Tribunal Administratif de VERSAILLES — Décision N° TA78-2205023

mardi 9 juillet 2024

JuridictionTribunal Administratif de VERSAILLES
SectionTribunal Administratif de VERSAILLES
N° DossierTA78-2205023
TypeDécision
RecoursPlein contentieux
Formation5ème chambre

Texte intégral

Vu la procédure suivante :

Par une requête et un mémoire, enregistrés les 29 juin 2022 et 19 mars 2024, M. D A et Mme B C, représentés par Me Crochet, demandent au tribunal :

1°) de leur octroyer un crédit d'impôt de modernisation du recouvrement complémentaire d'un montant de 597 193 euros ;

2°) de mettre à la charge de l'Etat, la somme totale de 3 000 euros en application des dispositions de l'article L. 761-1 du Code de justice administrative.

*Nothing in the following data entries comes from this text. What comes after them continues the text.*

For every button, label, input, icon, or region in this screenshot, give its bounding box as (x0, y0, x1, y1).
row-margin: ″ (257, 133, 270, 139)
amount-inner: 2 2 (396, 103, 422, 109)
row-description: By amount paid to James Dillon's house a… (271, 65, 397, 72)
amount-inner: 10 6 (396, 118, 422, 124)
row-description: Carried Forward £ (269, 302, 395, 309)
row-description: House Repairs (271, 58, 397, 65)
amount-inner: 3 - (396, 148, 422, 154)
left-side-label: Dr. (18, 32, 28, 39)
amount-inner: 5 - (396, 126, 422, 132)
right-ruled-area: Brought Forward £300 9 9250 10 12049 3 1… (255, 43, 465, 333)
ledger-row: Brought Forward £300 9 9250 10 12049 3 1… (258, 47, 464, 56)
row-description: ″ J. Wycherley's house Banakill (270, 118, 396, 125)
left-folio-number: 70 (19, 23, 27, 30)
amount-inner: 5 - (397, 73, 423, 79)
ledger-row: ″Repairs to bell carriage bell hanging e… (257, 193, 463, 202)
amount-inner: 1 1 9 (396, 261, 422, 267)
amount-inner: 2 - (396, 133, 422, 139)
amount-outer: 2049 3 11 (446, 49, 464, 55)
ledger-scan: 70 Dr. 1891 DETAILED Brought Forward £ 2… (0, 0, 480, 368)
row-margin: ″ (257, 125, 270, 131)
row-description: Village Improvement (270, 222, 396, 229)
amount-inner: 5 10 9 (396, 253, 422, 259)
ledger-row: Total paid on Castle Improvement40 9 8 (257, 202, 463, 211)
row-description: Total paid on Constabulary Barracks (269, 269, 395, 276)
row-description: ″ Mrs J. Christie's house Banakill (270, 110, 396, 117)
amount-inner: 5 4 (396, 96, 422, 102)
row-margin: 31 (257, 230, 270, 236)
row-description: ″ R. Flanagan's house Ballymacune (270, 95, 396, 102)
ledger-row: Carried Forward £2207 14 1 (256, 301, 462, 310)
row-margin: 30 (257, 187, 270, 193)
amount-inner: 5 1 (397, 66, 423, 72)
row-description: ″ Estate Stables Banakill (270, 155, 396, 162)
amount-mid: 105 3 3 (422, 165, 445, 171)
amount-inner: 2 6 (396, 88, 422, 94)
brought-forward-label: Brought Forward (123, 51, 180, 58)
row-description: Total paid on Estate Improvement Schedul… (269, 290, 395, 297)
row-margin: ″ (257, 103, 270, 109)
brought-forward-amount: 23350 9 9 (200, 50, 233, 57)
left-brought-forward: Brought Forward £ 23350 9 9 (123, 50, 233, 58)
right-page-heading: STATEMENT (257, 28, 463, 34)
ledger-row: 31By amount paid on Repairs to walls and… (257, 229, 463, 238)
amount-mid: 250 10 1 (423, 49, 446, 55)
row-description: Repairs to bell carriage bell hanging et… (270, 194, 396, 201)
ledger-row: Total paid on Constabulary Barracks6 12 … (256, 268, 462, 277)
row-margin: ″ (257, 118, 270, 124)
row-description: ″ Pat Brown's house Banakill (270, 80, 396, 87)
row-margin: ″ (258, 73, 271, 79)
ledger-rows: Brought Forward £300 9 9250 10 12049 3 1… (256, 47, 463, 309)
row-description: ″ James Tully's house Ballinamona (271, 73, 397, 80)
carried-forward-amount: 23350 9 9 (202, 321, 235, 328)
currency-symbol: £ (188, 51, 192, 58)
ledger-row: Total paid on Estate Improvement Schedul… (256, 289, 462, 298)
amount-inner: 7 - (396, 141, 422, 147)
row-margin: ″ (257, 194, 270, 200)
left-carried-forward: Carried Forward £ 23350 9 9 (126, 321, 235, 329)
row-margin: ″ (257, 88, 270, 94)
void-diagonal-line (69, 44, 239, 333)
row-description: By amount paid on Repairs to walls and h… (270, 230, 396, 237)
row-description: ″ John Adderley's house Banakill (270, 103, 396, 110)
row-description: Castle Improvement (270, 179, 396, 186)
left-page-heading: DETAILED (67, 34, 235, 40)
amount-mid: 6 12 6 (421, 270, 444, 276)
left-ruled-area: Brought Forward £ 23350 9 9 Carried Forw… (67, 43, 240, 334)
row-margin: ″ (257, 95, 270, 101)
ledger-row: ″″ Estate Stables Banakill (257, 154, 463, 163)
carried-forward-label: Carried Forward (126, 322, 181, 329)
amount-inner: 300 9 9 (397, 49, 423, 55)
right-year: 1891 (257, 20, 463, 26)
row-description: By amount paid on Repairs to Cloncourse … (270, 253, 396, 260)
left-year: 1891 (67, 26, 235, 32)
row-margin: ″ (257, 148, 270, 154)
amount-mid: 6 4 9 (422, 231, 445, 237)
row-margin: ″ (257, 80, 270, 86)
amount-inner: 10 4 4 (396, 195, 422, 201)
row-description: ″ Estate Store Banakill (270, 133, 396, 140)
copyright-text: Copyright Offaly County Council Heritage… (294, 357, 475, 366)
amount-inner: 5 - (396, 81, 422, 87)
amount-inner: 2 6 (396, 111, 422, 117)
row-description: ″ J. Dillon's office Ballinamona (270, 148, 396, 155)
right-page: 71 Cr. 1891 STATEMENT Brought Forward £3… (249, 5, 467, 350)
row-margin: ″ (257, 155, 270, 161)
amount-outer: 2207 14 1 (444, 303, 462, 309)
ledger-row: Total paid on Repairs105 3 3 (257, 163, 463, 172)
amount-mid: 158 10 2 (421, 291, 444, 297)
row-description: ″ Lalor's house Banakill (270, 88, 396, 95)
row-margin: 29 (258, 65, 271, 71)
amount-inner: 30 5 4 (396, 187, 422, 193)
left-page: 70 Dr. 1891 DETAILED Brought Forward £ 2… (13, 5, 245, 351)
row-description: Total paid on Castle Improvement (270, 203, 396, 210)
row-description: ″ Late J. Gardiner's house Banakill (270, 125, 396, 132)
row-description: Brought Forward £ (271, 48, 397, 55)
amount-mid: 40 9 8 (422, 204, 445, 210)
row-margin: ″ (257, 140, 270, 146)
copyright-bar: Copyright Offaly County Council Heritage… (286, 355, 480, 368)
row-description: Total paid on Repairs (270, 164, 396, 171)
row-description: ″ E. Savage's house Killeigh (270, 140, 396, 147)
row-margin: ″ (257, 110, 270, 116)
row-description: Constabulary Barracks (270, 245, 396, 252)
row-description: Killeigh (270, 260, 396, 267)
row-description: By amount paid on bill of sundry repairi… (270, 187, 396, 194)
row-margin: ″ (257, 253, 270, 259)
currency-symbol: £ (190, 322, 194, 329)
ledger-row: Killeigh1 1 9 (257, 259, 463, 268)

Ils soutiennent qu'ils peuvent prétendre au bénéfice du crédit d'impôt de modernisation du recouvrement complémentaire, en application des dispositions du 3° du 3 du E du II de l'article 60 de la loi du 29 décembre 2016 dès lors qu'ils ont bénéficié d'un surcroît d'activité au cours de l'année 2018.

Par des mémoires en défense, enregistrés les 30 décembre 2022 et 7 juin 2024, le directeur départemental des finances publiques des Yvelines conclut au rejet de la requête.

Il soutient que le moyen soulevé par M. A et Mme C n'est pas fondé.

Un mémoire non communiqué, présenté pour M. A et Mme C, a été enregistré le 16 juin 2024.

Vu :

- les autres pièces du dossier ;

Vu :

- la loi n° 2016-1917 du 29 décembre 2016 de finances pour 2017 ;

- le code général des impôts et le livre des procédures fiscales ;

- le code de justice administrative.

Les parties ont été régulièrement averties du jour de l'audience.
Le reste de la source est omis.